In short, you might have a hard time convincing people that you forked out a pretty premium amount for the Arctis 9 Wireless. Fundamentally, it's not that big of an issue among the more budget-friendly models since you wouldn't expect those to be drop-dead spectacular in the first place, but at the very least, most users might prefer to have a three-hundred dollar headset that's at least able to pass for one aesthetically.
A value buy if you can afford it
With all that said, I would say that you're still in good hands with the Arctis 9 Wireless if you're going in for the value rather than to make a fashion statement. Sure, it's a little pricier than most, but at least it comes with the guarantee that the audio quality is well-worth the cost, to say nothing of the near-absurd level of versatility you have here. Between the capability to link up with basically any gaming device out there, from PC to console and even Nintendo Switch, as well as the surprisingly potent Dual Wireless feature, you're technically getting a full pound for your penny's worth of investment in terms of compatibility.
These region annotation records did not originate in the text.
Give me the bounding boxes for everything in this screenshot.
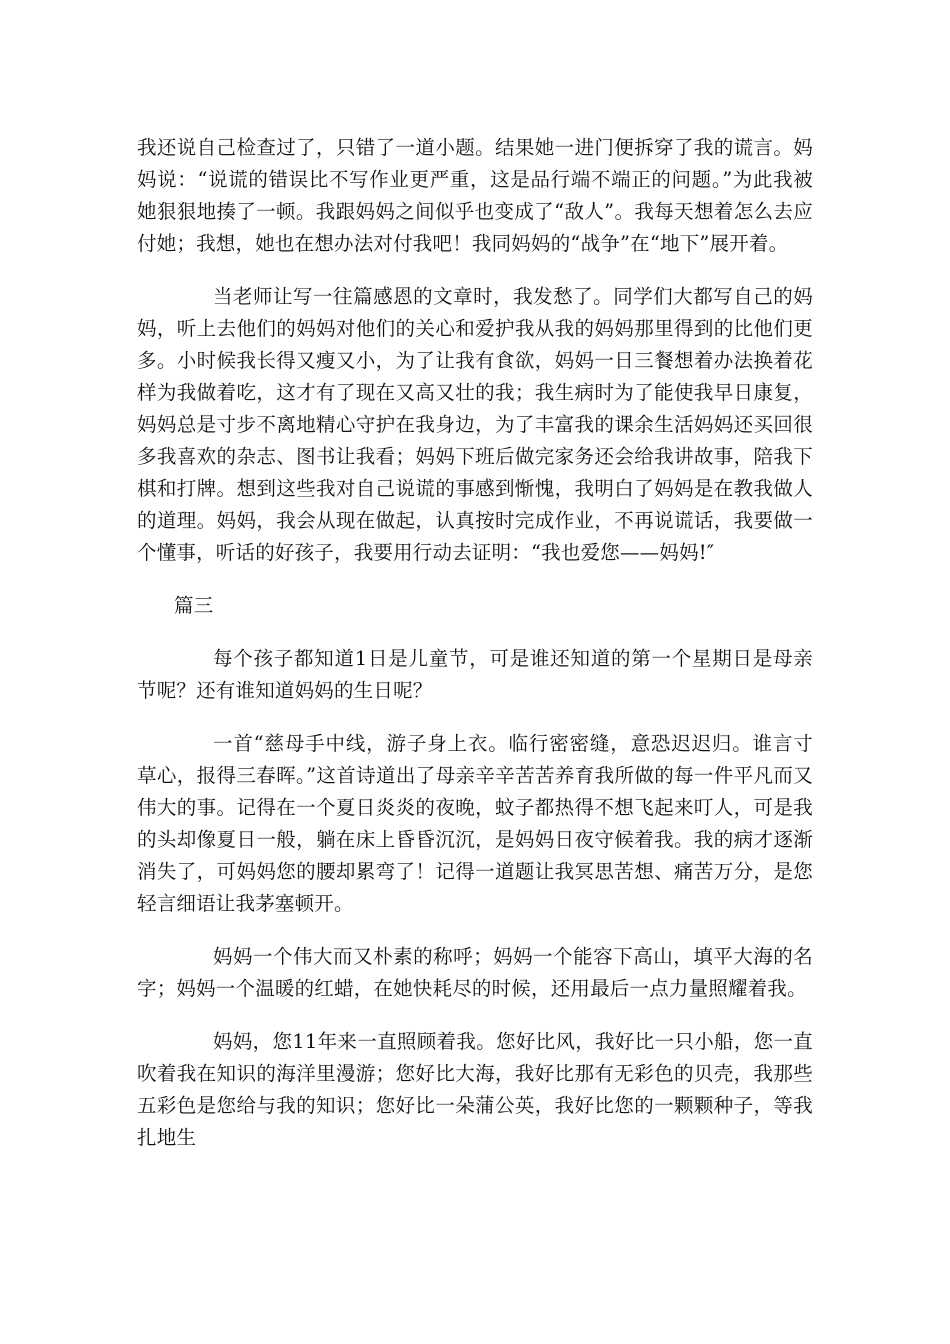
paragraph-mother-name: 妈妈一个伟大而又朴素的称呼；妈妈一个能容下高山，填平大海的名字；妈妈一个温暖的红蜡，在她快耗尽的时候，还用最后一点力量照耀着我。 <box>137 945 813 1000</box>
paragraph-gratitude-essay: 当老师让写一往篇感恩的文章时，我发愁了。同学们大都写自己的妈妈，听上去他们的妈妈对他们的关心和爱护我从我的妈妈那里得到的比他们更多。小时候我长得又瘦又小，为了让我有食欲，妈妈一日三餐想着办法换着花样为我做着吃，这才有了现在又高又壮的我；我生病时为了能使我早日康复，妈妈总是寸步不离地精心守护在我身边，为了丰富我的课余生活妈妈还买回很多我喜欢的杂志、图书让我看；妈妈下班后做完家务还会给我讲故事，陪我下棋和打牌。想到这些我对自己说谎的事感到惭愧，我明白了妈妈是在教我做人的道理。妈妈，我会从现在做起，认真按时完成作业，不再说谎话，我要做一个懂事，听话的好孩子，我要用行动去证明：“我也爱您——妈妈!″ <box>137 285 813 564</box>
paragraph-poem: 一首“慈母手中线，游子身上衣。临行密密缝，意恐迟迟归。谁言寸草心，报得三春晖。”这首诗道出了母亲辛辛苦苦养育我所做的每一件平凡而又伟大的事。记得在一个夏日炎炎的夜晚，蚊子都热得不想飞起来叮人，可是我的头却像夏日一般，躺在床上昏昏沉沉，是妈妈日夜守候着我。我的病才逐渐消失了，可妈妈您的腰却累弯了！记得一道题让我冥思苦想、痛苦万分，是您轻言细语让我茅塞顿开。 <box>137 732 813 915</box>
paragraph-eleven-years: 妈妈，您11年来一直照顾着我。您好比风，我好比一只小船，您一直吹着我在知识的海洋里漫游；您好比大海，我好比那有无彩色的贝壳，我那些五彩色是您给与我的知识；您好比一朵蒲公英，我好比您的一颗颗种子，等我扎地生 <box>137 1030 813 1149</box>
paragraph-continuation: 我还说自己检查过了，只错了一道小题。结果她一进门便拆穿了我的谎言。妈妈说：“说谎的错误比不写作业更严重，这是品行端不端正的问题。”为此我被她狠狠地揍了一顿。我跟妈妈之间似乎也变成了“敌人”。我每天想着怎么去应付她；我想，她也在想办法对付我吧！我同妈妈的“战争”在“地下”展开着。 <box>137 136 813 255</box>
document-body <box>137 132 813 1154</box>
paragraph-mothers-day: 每个孩子都知道1日是儿童节，可是谁还知道的第一个星期日是母亲节呢？还有谁知道妈妈的生日呢？ <box>137 647 813 702</box>
section-heading: 篇三 <box>174 594 214 617</box>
Granted, the "tangibility" of the soundstage isn't the best out there, but it's definitely one of the better ones that we've seen, especially from a wireless headset. All in all, the Arctis 9 Wireless Gaming Headset toes the same line as many of SteelSeries' recent products - it's a great value buy that will deliver solid performances all-around and then some, provided you've got the cash to spare.